ここで重要なのは、ホンダが単にEV市場の鈍化に驚いただけではない、という点です。
むしろ、EV投資の前提と、自社の競争条件の両方を見直した結果だと考えたほうがよいです。
Reutersは、ホンダがカナダで計画していた約110億ドル規模のEV・電池プロジェクトを無期限凍結したと報じています。
また、北米向けEV3モデルを中止し、2030年のEV比率目標を30%から20%へ引き下げたとも伝えています。

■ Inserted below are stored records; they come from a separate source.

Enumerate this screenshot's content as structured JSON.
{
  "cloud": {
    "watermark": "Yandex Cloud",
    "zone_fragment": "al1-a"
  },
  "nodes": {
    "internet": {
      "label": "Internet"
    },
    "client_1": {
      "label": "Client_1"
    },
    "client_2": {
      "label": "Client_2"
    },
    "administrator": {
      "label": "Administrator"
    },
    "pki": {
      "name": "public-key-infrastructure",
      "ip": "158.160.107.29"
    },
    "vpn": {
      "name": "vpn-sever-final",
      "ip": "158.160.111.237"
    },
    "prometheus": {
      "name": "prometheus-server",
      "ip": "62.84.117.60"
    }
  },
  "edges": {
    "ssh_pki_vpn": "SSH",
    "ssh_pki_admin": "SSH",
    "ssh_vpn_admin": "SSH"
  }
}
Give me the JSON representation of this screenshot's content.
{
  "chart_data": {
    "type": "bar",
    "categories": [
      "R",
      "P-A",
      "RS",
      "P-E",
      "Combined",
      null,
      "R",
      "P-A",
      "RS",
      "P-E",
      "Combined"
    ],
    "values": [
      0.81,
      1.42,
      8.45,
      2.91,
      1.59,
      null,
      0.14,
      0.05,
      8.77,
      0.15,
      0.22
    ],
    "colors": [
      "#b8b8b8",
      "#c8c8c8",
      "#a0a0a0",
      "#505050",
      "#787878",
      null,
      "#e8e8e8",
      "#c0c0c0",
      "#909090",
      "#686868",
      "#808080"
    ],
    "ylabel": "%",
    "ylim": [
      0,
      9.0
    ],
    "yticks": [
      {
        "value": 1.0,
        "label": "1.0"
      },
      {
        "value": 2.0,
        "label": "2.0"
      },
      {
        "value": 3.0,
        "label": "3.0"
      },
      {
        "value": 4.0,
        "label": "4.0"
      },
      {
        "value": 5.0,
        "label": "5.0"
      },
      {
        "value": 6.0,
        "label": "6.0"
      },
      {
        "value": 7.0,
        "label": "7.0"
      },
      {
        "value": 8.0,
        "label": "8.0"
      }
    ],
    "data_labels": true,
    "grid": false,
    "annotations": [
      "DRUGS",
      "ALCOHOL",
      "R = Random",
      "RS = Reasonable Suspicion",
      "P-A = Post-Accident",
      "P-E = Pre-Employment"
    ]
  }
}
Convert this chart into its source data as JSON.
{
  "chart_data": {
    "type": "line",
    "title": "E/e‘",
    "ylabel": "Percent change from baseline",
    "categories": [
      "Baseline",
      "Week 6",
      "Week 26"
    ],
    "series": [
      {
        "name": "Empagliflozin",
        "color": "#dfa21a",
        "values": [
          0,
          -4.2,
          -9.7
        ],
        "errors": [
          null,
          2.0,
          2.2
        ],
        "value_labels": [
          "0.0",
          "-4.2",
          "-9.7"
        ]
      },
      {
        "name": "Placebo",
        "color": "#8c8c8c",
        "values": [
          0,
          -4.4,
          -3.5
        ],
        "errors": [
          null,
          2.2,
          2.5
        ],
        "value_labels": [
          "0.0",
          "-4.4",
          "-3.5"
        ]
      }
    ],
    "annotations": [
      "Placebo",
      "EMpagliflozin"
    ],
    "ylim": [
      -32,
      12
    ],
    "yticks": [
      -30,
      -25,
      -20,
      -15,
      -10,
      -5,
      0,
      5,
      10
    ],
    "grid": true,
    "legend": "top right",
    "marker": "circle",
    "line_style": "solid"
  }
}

さらにFTは、ホンダが以前掲げていた「2040年までに新車販売をすべてEVまたは燃料電池車へ」という長期コミットメントも事実上後退させたと伝えています。
これはかなり大きな方針転換です。
では、なぜここまで引き返したのか。
背景には、やはり需要の読み違いがあります。
ホンダ自身の決算説明でも、EV需要の伸びが想定より弱いことが明確に示されています。
AP通信は、米国での政策支援縮小や、EV規制の緩和、補助金・インフラ投資の後退などがホンダの想定を崩したと報じています。
つまりホンダは、かなり積極的にEVへ舵を切っていたものの、肝心の市場側がそこまでのスピードで伸びなかったのです。
ここでさらに重要なのは、ホンダの経営陣が今回の失敗を「外部環境のせいだけ」とは言っていないことです。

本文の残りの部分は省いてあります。